Our study provides the first demonstration of the significant influence of AHH exposure on gene expression changes in the hippocampal region during early spontaneous hypertension in rats. Furthermore, our results showed that energy metabolism and inflammation play important roles in early-stage hypertension under conditions involving AHH.
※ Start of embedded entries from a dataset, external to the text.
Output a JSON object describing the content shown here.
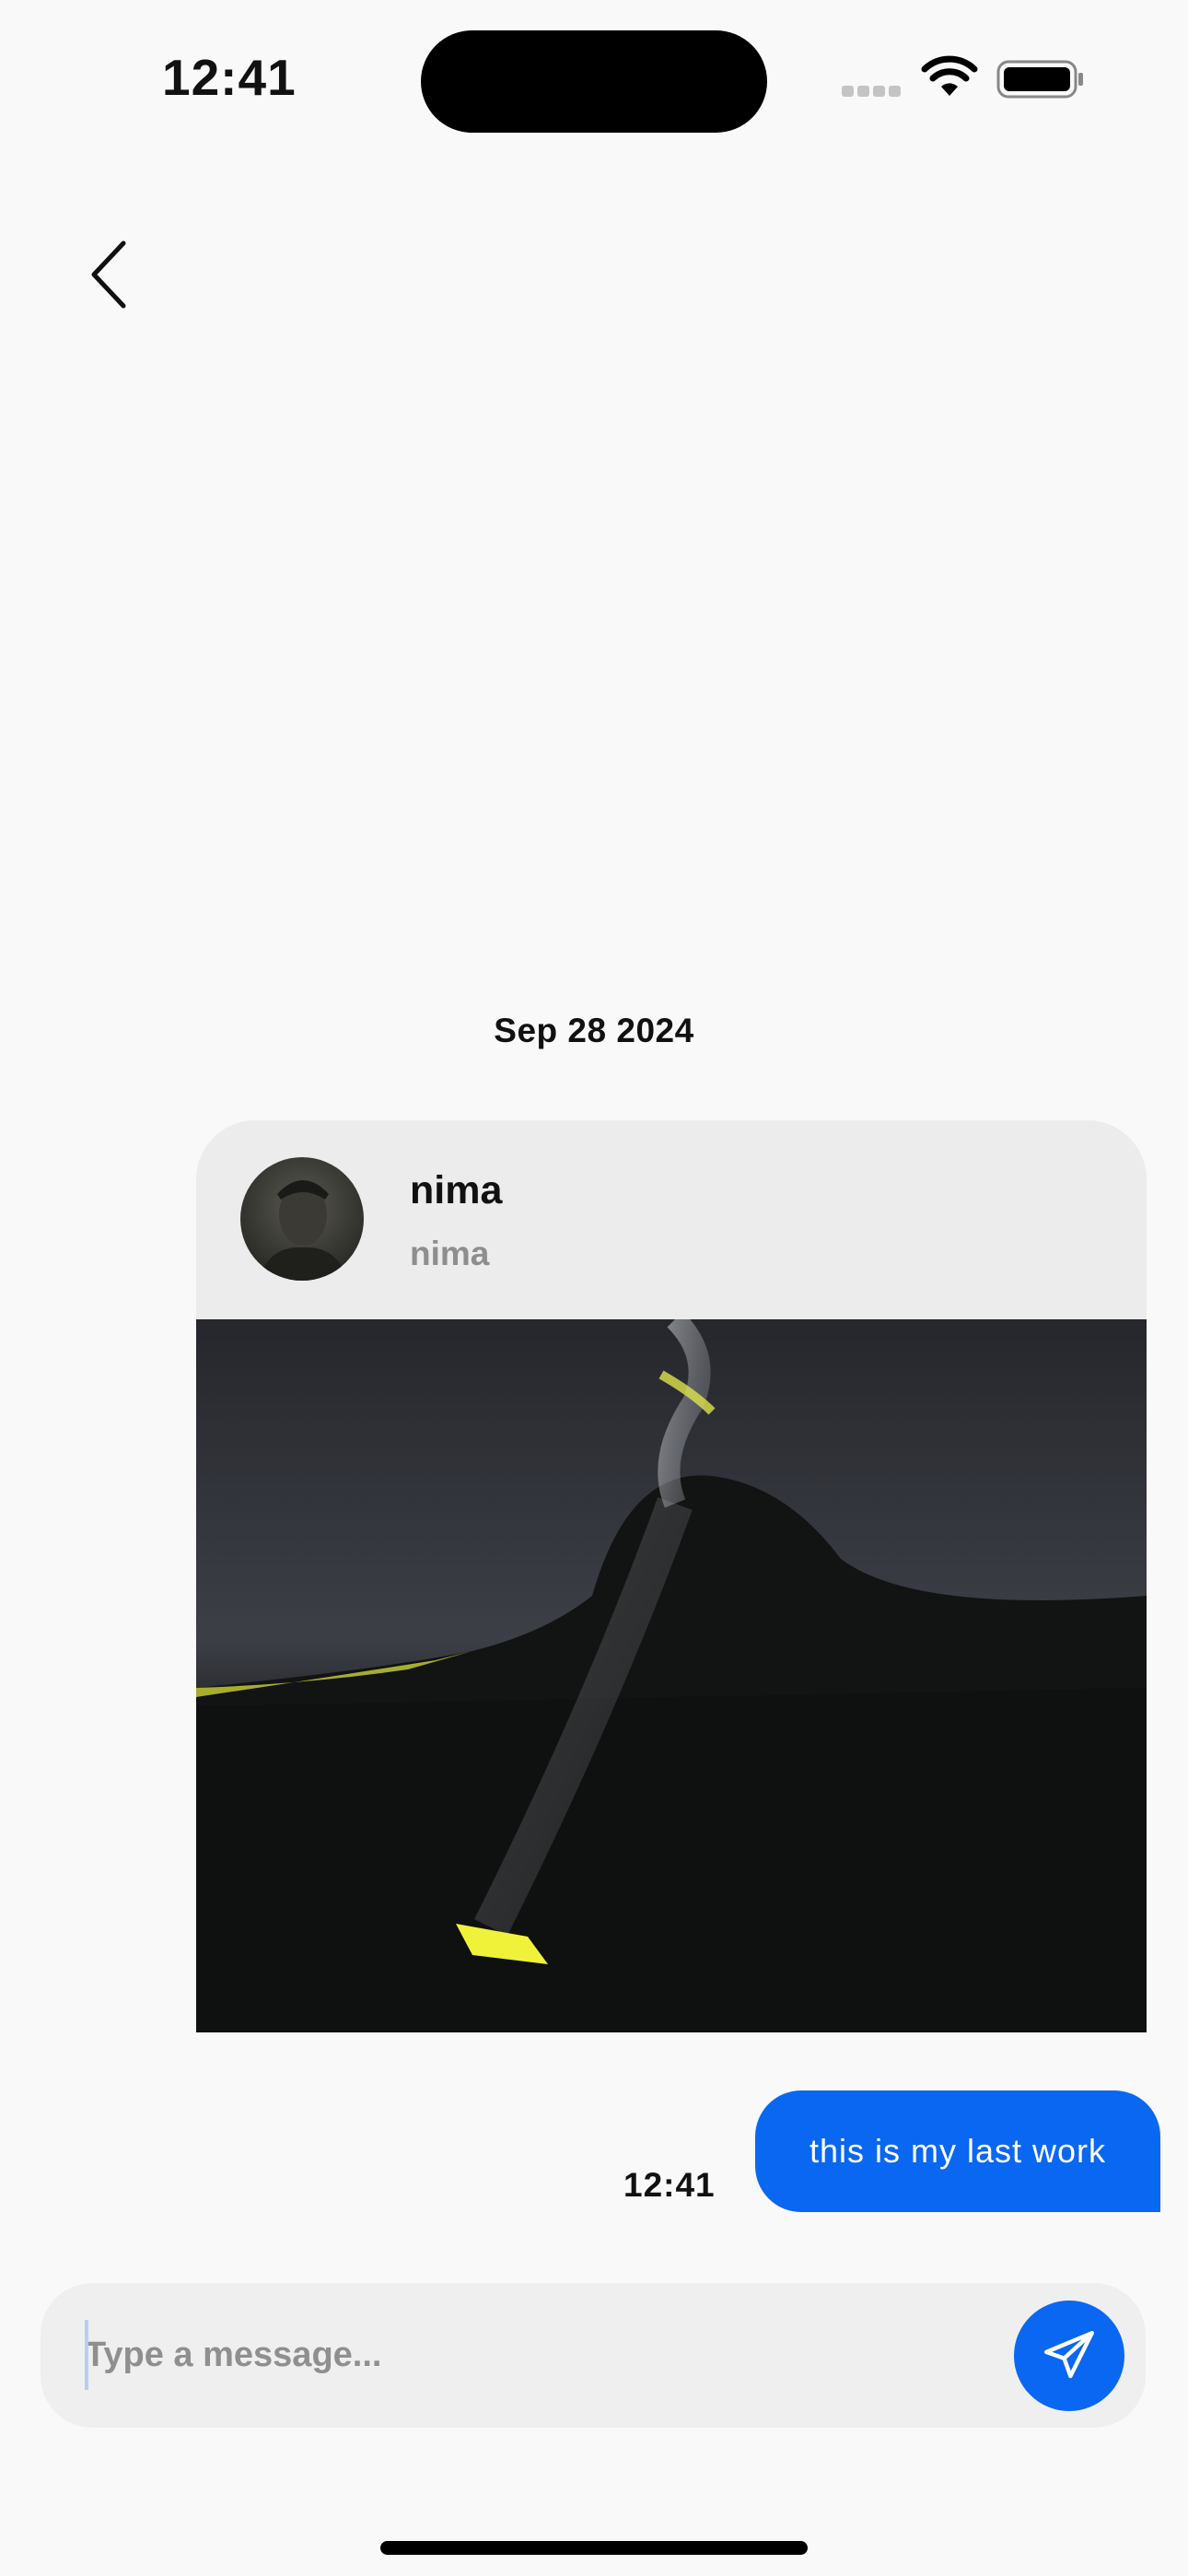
{
  "status_bar": {
    "time": "12:41"
  },
  "nav": {
    "back_icon": "chevron-left-icon"
  },
  "chat": {
    "date_separator": "Sep 28 2024",
    "shared_post": {
      "name": "nima",
      "username": "nima",
      "avatar_icon": "profile-photo",
      "image": "dark night photo with light streak"
    },
    "outgoing_message": {
      "text": "this is my last work",
      "time": "12:41"
    }
  },
  "composer": {
    "placeholder": "Type a message...",
    "value": "",
    "send_icon": "paper-plane-icon"
  },
  "colors": {
    "accent": "#0a67f2",
    "background": "#f9f9f9",
    "card": "#ececec"
  }
}
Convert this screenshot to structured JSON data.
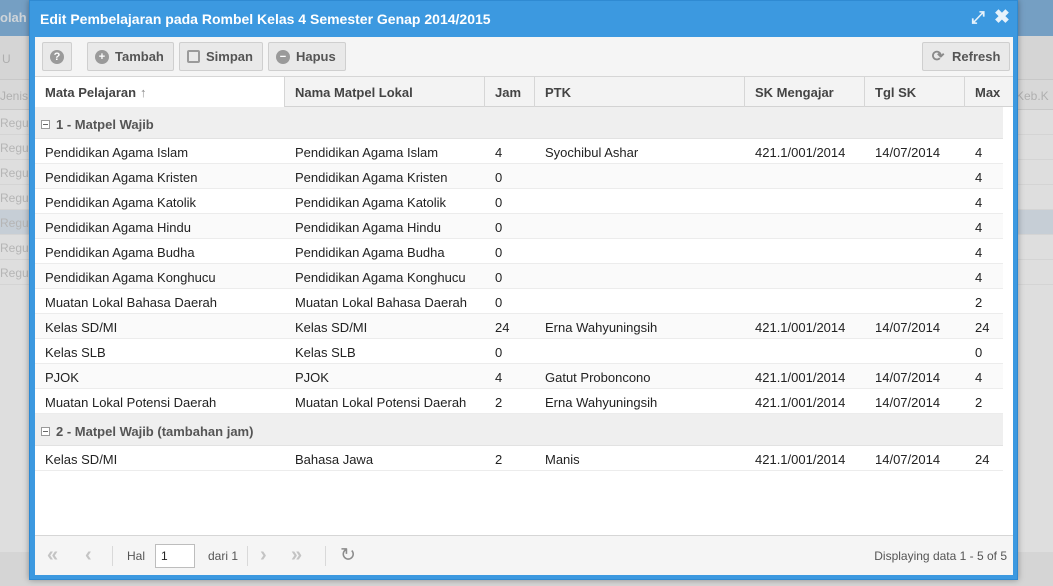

This study has few limitations. First, the experimental conditions employed were limited. We used six-week-old SHRs exposed to AHH to examine the changes in gene expression in the hippocampal region of rats in the early stages of hypertension. The next step would be to select SHRs of different ages to investigate the gene expression changes in the hippocampal region during intermediate and late-stage hypertension upon AHH exposure. Alternatively, Wistar Kyoto rats can be used as experimental animals to exclude the effect of AHH exposure in normal rats. Furthermore, we have performed RNA-seq and qPCR validation of selected genes to determine the alterations in the expression of related genes in the hippocampal region of the early-stage SHR model under AHH exposure. Follow-up studies are necessary to compare the effects of AHH exposure on hypertensive brain injury in different periods by increasing the sample size and further experimental grouping. Additionally, the experimental analyses should be enriched for a more in-depth study of the alterations in the associated genes.